While staring and sighing and thanking God that He had the foresight to create something so spectacular, I had a memory of another time. I remembered how my sisters and I used to guard our backyard from fun-seeking friends. “Don’t step on the snow!” we’d order. We weren’t very old; I was probably eleven and my younger sisters eight and four. Our friends would look at us oddly. Snow is for trampling, I could all but hear their thoughts. What’s wrong with the three of you? When they’d persist, describing the snow angels we could make out there, or the snowmen we could build, the three of us would growl and snap. “No one takes one step in the backyard!” I don’t remember ever meeting for planning discussions or analyzing why this was so important to us. We just knew. We knew on a unified level. At least in that one area of the world—an area we could control with fenced-in protection—the snow must remain untouched, pristine, pure.
I never understood the origin of all that fervor until it dawned on me recently that this was our way of controlling at least one small something in our world.
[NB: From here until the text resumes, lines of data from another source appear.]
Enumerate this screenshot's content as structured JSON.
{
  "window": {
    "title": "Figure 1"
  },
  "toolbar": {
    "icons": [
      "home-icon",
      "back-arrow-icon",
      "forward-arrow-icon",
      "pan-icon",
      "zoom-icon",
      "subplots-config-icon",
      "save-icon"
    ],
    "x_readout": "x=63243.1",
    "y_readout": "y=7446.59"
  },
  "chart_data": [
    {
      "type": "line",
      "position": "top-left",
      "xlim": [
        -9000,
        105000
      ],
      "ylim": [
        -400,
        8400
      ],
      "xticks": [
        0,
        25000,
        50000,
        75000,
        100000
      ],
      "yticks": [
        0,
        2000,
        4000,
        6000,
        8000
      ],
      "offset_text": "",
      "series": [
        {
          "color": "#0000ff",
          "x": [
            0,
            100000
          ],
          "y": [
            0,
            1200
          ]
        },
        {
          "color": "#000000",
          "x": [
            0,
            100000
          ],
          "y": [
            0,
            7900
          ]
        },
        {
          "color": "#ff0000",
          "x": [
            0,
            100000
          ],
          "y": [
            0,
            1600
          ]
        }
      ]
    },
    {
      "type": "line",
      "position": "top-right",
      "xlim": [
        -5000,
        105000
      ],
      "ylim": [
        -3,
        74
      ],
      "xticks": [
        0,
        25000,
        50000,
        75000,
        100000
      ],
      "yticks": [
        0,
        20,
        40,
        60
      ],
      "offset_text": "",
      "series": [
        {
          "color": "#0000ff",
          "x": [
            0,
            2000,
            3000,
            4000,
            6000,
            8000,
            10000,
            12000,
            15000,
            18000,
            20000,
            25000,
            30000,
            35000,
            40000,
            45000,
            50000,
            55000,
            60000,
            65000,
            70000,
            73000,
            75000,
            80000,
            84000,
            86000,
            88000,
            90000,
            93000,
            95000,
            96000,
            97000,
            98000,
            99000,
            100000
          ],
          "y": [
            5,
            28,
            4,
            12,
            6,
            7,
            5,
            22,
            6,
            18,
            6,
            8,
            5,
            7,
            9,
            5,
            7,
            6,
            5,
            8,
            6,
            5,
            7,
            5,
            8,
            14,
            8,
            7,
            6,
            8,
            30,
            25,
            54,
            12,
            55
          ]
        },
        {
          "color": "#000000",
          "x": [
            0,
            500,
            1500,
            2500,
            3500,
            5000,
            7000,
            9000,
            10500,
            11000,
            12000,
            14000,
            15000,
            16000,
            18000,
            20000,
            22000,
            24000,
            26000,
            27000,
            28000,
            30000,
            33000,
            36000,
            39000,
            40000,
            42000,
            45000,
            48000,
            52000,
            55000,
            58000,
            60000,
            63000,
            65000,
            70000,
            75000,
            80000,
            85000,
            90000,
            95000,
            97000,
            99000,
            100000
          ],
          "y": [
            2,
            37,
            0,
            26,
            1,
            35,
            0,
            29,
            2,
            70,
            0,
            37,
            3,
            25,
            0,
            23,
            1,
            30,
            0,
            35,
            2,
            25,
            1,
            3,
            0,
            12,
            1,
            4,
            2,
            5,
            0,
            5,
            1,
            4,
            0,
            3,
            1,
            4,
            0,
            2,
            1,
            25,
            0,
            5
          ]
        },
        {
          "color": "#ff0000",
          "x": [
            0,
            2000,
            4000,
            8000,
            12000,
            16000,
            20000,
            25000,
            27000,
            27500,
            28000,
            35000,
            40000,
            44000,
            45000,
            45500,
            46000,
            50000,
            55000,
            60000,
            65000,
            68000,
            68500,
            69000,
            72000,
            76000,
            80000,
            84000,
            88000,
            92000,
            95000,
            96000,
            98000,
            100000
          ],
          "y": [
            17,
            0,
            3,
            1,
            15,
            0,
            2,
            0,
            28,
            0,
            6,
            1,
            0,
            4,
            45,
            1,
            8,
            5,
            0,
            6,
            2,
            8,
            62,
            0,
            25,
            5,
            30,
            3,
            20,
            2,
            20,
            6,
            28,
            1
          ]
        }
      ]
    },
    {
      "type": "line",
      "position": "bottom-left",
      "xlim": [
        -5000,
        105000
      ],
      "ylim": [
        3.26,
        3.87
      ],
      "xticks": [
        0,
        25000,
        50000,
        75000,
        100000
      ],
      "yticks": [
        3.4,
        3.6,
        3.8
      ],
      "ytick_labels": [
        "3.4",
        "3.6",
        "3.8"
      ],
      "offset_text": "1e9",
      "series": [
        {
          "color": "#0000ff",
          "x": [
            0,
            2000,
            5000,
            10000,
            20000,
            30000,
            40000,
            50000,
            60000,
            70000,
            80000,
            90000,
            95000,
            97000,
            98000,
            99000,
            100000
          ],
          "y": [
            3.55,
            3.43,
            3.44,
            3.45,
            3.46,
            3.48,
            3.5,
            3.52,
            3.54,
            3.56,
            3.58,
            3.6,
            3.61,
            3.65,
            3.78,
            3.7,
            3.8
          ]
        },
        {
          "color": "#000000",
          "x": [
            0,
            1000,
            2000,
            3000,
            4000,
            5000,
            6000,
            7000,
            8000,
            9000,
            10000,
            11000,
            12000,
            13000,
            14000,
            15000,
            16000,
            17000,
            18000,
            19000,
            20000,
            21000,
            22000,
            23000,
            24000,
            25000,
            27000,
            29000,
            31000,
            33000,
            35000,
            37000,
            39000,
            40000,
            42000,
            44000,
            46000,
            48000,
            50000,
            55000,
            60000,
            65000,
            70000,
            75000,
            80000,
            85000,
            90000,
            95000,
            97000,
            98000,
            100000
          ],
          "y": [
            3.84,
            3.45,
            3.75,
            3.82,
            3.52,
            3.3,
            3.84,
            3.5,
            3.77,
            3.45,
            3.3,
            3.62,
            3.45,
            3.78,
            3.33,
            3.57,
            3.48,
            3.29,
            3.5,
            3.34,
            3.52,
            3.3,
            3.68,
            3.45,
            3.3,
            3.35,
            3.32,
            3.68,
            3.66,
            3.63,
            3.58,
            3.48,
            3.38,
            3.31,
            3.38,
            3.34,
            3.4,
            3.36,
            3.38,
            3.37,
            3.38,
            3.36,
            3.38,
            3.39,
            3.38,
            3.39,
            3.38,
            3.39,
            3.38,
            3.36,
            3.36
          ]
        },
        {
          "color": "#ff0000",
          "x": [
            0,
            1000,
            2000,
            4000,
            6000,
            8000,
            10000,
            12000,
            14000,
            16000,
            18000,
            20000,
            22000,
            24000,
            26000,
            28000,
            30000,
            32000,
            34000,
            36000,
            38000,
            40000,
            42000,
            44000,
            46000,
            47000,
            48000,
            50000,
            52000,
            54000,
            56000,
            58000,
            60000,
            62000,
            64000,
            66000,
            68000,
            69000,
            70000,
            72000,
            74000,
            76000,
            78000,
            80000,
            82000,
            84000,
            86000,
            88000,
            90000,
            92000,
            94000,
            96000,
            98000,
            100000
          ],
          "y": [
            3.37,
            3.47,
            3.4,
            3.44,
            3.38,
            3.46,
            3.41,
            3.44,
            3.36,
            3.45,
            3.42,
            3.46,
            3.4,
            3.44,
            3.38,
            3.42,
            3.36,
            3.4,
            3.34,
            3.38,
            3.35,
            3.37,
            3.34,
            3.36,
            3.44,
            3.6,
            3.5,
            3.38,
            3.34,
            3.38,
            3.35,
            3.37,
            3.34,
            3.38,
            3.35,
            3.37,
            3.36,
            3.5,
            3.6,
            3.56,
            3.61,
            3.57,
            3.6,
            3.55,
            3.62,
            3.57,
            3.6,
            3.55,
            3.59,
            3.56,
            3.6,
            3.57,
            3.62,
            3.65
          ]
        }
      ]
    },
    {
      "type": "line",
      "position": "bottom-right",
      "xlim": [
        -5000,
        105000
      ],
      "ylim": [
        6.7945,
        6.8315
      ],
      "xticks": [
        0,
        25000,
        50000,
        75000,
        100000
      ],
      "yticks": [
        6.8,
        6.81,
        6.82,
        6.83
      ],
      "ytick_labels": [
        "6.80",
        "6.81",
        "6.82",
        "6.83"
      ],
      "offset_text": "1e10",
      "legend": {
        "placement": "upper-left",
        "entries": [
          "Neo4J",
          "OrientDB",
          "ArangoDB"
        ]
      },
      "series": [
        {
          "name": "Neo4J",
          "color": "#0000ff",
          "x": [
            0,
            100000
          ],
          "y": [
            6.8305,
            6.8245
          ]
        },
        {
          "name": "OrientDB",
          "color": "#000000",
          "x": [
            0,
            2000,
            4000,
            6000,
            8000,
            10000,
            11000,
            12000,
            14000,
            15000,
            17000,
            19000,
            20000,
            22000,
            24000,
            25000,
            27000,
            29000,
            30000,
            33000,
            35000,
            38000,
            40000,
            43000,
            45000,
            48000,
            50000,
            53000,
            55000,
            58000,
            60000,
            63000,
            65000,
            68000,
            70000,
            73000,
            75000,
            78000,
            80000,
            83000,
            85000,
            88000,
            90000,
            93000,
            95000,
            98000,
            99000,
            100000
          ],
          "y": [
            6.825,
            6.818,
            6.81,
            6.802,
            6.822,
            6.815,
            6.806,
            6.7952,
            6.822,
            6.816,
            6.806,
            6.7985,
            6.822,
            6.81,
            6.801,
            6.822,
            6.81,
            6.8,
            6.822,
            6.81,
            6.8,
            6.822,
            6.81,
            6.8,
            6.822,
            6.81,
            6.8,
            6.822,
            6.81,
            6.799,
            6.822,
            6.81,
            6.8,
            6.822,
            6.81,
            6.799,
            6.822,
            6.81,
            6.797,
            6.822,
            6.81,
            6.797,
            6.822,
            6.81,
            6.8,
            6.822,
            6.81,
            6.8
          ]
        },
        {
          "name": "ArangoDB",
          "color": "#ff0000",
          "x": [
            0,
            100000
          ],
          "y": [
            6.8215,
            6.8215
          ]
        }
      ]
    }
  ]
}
This was our way of staking a square bit of peace—where no chaos reigned, where no bumps showed, where nothing got trampled or messed or ruined.
Our lives back then were in constant flux. We never knew where we’d live next week, or how much food we’d find in the cupboards, or who might next trade their last name for the rights to our mother’s bedroom, or what craziness might next tip our world. Nothing made sense, nothing was predictable. But when the snows came, and created a landscape of pure, unsullied beauty—ours for the taking—we guarded it with a fierceness you don’t often find in the young.
I’m all grown up now, and I’ve learned that it’s only possible to keep your backyard untouched if you permit no people in your life. As the scriptures say, “Where no oxen are, the trough is clean.”
My trough is a mess. In keeping with my metaphor, you might say that my backyard is a mess. The door to our backyard is open, you see—wide open. I’m a pastor’s wife and a mother. And I belong to Jesus. My life is not my own; I’ve been bought with a price. So there’s no sense trying to keep the gate shut. I can’t guard it twenty-four hours a day; I don’t even have that right. People burst in. They sneak in. They crawl in. They claim favored parcels and far corners and unpack their baggage, and like it or not, the snow gets trampled. Once settled, the gloves go on and the snowballs start flying. Sometimes they’re aimed at fellow yard-dwellers; sometimes they’re aimed at me.
My backyard now is littered with footsteps, the bedraggled trails of those who have come seeking refuge and acceptance. Here and there, spots of purity still wait, untouched and undisturbed. All the rest is crisscrossed with the evidence of life and activity and chaos.
But oh, the angels we have made together.